Commissioned for the inaugural issue of Bound Magazine and featuring dance/performance artist Laura Índigo, Diary of Hidden Bodies from Madrid-based Director Joan Bosch contemplates the yearning to become merely matter, a physical body devoid of a soul. Watch it below, after which Bosch reveals how working without a script enabled the creation of a film which would spark rather than determine conversation.

Bound Magazine asked me to create a film about the concept of “Humanoid” for their first issue. Bound is a magazine about objects and materia and this first issue is about art-work around the body all along art-history. So the brief was kind of wide-open for me (and that was great!).

I was sure I wanted to approach the concept of the body as something very material, physical – the concept as something very literal – but I wanted to develop the idea and so the concept through a very spontaneous and abstract approach. I didn’t want to create a script or a very narrative film, I just wanted to talk about the body through images that catch my attention and reinterpret them. My main references came from photographers such as Karin Rosenthal, Ana Mendieta, Bill Brandt or Synchrodogs. The way the environment – the places and their own natural objects: trees, rocks, water, etc. – could be mixed with human bodies (and their moves, and shapes) really catches my attention.

I wanted this film to talk for itself, not to be an explicit “manifest”, but a sensory trip through the experience of just a body without a sense of self or soul.

So I put together a small team (Laura, my fav DOP // Aina, my fav Stylist but here, as an Art Director // Camila, best producer ever // Luis, fav gaffer) and went to shoot the images (Alexa Mini + UltraPrime lenses) over 1 day in the north of Madrid with the amazing talent Laura Índigo who really knows how to express herself through her body.
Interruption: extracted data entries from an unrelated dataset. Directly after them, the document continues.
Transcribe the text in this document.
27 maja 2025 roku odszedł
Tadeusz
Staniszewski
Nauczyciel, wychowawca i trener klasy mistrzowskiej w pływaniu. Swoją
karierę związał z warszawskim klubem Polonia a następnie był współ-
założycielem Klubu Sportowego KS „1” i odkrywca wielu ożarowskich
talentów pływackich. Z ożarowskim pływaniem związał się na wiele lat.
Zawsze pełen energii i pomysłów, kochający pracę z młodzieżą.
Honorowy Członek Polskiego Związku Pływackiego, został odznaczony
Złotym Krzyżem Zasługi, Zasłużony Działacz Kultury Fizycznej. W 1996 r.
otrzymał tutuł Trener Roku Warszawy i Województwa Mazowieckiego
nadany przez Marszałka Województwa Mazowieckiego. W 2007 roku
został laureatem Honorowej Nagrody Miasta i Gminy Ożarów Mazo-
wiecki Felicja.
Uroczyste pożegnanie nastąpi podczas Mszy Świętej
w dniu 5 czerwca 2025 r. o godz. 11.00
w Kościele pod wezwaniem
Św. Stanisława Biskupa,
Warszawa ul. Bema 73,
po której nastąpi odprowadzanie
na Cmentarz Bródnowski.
During the process of thinking about those images (knowing the talent and our locations) and shooting them, I wrote down some notes that connected with my approach to the concept of the body. However, I didn’t want to craft something very obvious so I didn’t really focus a lot on the way I wanted to edit the video and make it talk. A script never existed.

However, when I finally arrived in the editing room everything flowed (like during the entire process, which was very cool!) and worked well as if it were perfectly written somewhere. I found an amazing song that fit perfectly to the first edition draft and I could put all my notes together and create a voice-over that wasn’t explicit and helped to construct the mood I wanted. And then, the final touch, the color-grading with Fran (my fav colorist in Madrid) was amazing. Watching him painting is always something amazing.

I wanted this film to talk for itself, not to be an explicit “manifest”, but a sensory trip through the experience of just a body without a sense of self or soul. I think it’s important to have films that make us talk about some topics (such as the body) without giving us a very explicit message. Just some images and abstract ideas that activate us and make us talk about and discuss them. And I hope Diary of Hidden Bodies can do that to the people that see it.